Querido Andrés:
Ayer Olga recibió carta del frente ruso. De su primo Kyril. Varsovia ha caído. Al parecer, el ejército ruso ya no se retira, sino que huye en desbandada. El más pequeño rumor sobre el enemigo provoca el pánico.
Por la noche, las palabras de Kyril temblaban en la boca de Olga.
«Día y noche, riadas de humanidad doliente ruedan por los caminos interceptando el tráfico militar y desorganizando la retaguardia de nuestro ejército. Son inagotables, lentas. Ancianos, mujeres y niños escupidos de sus hogares como un cráter en erupción escupe la lava».
Mientras me traducía las tristes noticias, Olga trataba de mantenerse calma y aplomada, pero no conseguía quedarse quieta, se levantaba con cualquier pretexto, para encender alguna lámpara más o recoger la copa que acababa de olvidar en la mesilla.
¿Qué contaba Kyril?
«El zar dice ahora que la retirada continuará tan lejos como sea necesario y añade que el pueblo ruso tiene la misma unanimidad en la voluntad de vencer que tenía en 1812».
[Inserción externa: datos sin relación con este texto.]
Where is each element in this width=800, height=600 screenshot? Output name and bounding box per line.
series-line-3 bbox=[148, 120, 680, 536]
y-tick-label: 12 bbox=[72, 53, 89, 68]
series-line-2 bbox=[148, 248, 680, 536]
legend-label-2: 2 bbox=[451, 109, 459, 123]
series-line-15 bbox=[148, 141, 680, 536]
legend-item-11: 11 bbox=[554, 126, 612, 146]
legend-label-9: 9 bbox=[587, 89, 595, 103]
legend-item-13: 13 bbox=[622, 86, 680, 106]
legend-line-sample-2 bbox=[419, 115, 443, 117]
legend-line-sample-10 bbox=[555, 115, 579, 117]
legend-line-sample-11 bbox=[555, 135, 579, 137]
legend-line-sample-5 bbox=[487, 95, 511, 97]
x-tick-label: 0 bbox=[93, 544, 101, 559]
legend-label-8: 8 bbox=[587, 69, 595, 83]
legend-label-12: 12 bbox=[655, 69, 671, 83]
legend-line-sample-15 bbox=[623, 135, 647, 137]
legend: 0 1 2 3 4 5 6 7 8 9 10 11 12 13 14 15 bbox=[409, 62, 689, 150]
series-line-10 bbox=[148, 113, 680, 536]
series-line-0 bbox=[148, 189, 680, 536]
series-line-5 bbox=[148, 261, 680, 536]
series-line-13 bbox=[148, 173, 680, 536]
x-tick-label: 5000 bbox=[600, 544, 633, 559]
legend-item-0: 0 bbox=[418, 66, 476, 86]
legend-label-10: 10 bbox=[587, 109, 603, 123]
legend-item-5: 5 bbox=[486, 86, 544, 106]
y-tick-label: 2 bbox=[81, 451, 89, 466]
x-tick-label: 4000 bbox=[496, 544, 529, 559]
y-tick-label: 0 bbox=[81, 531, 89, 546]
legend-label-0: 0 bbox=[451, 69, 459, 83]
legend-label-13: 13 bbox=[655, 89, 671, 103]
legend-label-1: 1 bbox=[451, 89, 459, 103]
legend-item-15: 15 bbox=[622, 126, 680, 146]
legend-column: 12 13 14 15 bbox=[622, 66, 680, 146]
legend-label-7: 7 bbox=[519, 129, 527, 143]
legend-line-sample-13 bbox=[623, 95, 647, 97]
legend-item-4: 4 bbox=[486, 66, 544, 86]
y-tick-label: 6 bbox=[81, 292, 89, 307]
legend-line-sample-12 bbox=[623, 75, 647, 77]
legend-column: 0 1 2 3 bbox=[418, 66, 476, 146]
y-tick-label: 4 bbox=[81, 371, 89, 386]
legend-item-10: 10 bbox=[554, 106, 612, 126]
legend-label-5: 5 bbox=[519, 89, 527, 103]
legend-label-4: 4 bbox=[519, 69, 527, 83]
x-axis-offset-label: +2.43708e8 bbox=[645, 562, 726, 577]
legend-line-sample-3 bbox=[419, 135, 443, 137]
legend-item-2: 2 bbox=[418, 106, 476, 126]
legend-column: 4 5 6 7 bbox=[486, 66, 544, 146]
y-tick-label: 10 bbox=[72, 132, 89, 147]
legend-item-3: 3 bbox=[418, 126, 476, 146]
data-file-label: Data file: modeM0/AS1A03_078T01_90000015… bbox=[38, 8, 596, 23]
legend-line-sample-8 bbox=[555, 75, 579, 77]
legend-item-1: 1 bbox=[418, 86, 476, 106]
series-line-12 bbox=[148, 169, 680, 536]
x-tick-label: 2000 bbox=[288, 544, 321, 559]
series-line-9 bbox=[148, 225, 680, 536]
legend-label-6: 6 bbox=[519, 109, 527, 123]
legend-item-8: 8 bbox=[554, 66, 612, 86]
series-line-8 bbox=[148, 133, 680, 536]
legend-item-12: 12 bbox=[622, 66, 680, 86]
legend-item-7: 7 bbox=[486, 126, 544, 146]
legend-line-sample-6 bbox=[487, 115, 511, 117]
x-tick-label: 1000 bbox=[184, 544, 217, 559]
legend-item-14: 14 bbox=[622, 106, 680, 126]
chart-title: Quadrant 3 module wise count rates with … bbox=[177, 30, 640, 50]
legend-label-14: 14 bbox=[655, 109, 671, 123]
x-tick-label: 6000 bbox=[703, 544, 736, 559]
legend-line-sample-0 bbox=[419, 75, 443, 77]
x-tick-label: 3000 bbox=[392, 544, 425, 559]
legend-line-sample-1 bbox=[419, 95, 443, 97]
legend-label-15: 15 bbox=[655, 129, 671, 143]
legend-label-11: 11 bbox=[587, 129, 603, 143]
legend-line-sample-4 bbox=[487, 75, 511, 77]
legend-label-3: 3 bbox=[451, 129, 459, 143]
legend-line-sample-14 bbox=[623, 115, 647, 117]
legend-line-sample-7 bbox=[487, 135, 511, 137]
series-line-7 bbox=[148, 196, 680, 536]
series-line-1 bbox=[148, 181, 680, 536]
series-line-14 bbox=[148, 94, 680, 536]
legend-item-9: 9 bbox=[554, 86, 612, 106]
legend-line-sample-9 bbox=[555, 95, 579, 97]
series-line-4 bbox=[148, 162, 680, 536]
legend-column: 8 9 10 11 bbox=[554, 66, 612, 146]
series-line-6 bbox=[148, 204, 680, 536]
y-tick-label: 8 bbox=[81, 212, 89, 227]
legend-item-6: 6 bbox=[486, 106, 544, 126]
Más adelante, se preguntaba:
«¿Qué estamos haciendo en esta guerra? Por mi pelotón ya han pasado varios centenares de hombres y al menos dos tercios de ellos han terminado en los campos de batalla, muertos o heridos. ¿Qué sacará de la guerra el teniente Petrov, a quien una bomba le ha arrancado las piernas? ¿Una cruz de san Jorge? ¿A quién le importa esa antigualla? Les he preguntado a mis compañeros si les importa, y todos piensan lo mismo que yo. Pero éstas son cosas en las que no tenemos que pensar. Menos aún, en voz alta».
Antes de terminar la carta, con una voz que le flaqueaba y se quebraba, Olga estalló en sollozos. Sollozos ruidosos, convulsos, como si se asfixiara. De repente, me pareció una anciana. El recuerdo de la guerra la había vaciado de energía, como si en aquel momento se hubiera dado cuenta de que no merecía vivir en la diminuta y secreta isla que ambos hemos construido en los últimos días a orillas del mar Negro, como dos páginas de un libro cerrado.